Não era uma notificação comum. Era um alarme de Nível 1. Um tom personalizado que programei para soar como um modem morrendo — um som que, na verdade, eu nunca tinha ouvido antes.

O ar na sala esfriou.

Parei de digitar. Meu coração, que normalmente batia a sessenta por minuto, martelava contra as costelas. Fiquei olhando para a tela pequena.

Acesso Permitido. Transação Confirmada. ID: “NoobSlayer14.”

O sangue sumiu do meu rosto tão rápido que me senti zonzo. A visão ficou turva até restar só aquele celular. O barulho do clube — as crianças, as risadas, a voz trovejante de Stone — virou um zumbido distante.

Fiquei olhando para o nome, uma onda de irritação varrendo minha raiva. NoobSlayer14. Sério? Revirei os olhos com tanta força que doeu. Quem diabos se chama assim? Parecia nome de um handle de 2005 num lobby de *Call of Duty* ou de um adolescente esquisitão que mora no porão. Era pra ser o quê, brincadeira de criança? Um nome feito para ofender, um tapa na cara de quem claramente achava que estava sendo esperto.

O fato de alguém com um apelido tão patético e de quinta categoria ter passado pela minha criptografia de ponta fez a bile subir pela garganta. Era humilhante.

Uma veia na têmpora começou a latejar, a pressão aumentando até achar que meu crânio ia rachar. A conta auxiliar da folha de pagamento — uma concha que usávamos para as despesas diárias do clube — estava sendo esvaziada em tempo real.

“Filho da puta!!!”

A palavra saiu rasgada da minha garganta, crua e irregular. Não reconheci minha própria voz.

Bati o celular na mesa. A tela se estilhaçou numa teia de aranha, o som cortando o ambiente como um tiro.

O clube ficou em silêncio mortal. De relance, vi Kasia agir por instinto, levando as crianças para o corredor dos fundos.

Não dei a mínima. Agarrei o laptop, puxando-o com um tranco brusco que quase derrubou um tablet. Os dedos não dançavam mais; eles esfaqueavam as teclas. Eu digitava com uma velocidade desesperada, tentando rastrear os pontos de salto, tentando cortar a conexão antes que pulassem o firewall e chegassem às contas principais.

“Cyber, que porra está acontecendo?”, Stone perguntou, a voz baixa e perigosa.

Levantei os olhos, os meus vermelhos.

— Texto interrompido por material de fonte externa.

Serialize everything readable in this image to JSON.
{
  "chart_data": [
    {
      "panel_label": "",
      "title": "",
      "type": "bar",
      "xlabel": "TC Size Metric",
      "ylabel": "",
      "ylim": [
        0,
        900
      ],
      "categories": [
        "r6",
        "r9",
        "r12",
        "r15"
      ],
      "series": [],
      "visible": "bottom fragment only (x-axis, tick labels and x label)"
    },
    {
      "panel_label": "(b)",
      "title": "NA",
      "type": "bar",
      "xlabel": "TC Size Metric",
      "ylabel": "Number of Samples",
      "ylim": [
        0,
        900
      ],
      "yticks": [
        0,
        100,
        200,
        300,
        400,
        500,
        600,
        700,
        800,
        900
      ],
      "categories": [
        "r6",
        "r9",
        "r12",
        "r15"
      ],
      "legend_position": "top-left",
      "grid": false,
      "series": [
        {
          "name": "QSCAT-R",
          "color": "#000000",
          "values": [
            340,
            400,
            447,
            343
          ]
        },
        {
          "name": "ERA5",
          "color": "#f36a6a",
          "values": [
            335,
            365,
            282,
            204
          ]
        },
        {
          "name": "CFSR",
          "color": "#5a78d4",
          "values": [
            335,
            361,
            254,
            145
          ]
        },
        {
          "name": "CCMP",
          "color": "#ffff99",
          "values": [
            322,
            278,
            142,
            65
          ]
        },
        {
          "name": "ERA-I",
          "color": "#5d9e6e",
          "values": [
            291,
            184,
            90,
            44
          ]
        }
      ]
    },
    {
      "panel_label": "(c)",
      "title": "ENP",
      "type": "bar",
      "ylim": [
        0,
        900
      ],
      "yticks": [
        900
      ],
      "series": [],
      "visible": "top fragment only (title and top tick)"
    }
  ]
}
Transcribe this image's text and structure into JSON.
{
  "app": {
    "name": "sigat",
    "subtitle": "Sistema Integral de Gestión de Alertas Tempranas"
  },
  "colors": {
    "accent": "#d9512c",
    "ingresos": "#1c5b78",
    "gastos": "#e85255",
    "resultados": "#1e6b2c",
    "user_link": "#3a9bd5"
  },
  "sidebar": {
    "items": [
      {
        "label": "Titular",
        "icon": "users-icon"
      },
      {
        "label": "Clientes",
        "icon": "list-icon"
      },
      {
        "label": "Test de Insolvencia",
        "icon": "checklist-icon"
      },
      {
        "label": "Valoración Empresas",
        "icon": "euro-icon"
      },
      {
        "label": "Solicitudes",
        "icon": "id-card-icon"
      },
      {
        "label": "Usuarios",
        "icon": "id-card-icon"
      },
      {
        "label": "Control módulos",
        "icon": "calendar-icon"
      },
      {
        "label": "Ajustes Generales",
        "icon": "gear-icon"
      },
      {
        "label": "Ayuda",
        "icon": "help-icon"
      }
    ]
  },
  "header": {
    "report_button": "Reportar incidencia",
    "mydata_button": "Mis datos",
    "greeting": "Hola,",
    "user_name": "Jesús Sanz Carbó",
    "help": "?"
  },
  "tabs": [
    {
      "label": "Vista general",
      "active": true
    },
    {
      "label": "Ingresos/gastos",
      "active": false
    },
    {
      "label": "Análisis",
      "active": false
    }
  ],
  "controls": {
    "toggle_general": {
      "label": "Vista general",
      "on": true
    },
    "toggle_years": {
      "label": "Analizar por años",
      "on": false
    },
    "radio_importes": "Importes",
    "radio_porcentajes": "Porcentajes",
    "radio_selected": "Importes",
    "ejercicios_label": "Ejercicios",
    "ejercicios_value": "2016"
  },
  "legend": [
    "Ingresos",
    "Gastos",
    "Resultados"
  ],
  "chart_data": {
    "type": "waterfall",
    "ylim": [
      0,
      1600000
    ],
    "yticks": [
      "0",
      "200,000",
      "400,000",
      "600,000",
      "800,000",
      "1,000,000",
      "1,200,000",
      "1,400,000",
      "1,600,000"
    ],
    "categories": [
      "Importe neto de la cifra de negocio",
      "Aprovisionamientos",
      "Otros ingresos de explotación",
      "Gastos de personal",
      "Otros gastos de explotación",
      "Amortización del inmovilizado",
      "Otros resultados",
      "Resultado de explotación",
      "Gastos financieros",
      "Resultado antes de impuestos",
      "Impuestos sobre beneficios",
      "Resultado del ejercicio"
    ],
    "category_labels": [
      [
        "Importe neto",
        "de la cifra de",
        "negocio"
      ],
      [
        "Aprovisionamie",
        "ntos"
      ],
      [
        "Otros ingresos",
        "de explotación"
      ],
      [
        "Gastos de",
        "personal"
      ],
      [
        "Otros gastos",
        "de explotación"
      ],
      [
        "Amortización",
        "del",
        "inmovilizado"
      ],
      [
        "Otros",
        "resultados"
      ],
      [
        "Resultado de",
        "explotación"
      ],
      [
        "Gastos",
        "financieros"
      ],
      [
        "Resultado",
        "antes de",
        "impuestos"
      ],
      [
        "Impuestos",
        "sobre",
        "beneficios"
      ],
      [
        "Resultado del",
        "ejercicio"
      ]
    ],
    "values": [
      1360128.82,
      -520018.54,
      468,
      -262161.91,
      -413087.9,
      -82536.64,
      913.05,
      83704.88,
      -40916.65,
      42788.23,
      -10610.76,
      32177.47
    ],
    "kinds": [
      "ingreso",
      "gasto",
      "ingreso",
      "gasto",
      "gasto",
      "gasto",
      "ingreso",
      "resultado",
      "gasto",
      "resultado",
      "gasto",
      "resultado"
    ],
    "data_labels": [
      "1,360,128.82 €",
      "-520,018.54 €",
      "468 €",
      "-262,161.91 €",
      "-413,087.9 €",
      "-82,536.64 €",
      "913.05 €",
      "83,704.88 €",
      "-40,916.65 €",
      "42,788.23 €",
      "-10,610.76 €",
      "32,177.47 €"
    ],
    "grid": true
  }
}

As mãos tremiam — uma sensação que eu odiava.

“Alguém acabou de invadir a conta auxiliar da folha de pagamento do clube”, falei, a voz tensa. “É uma das nossas conchas offshore menores, mas eles não só hackearam.”

Virei o laptop para que todos na mesa vissem a carnificina. O saldo estava zerado. Uma linha vermelha grossa cortava o histórico de transações, uma cicatriz digital nos nossos registros.

“Eles não tocaram nas contas principais”, sussurrei, a voz falhando de uma fúria que não conseguia conter. “Mas esvaziaram essa aqui completamente.”

Fiquei olhando para a linha vermelha. Não era só um roubo. Era uma mensagem. Eles passaram pelas minhas cifras rotativas como se não existissem.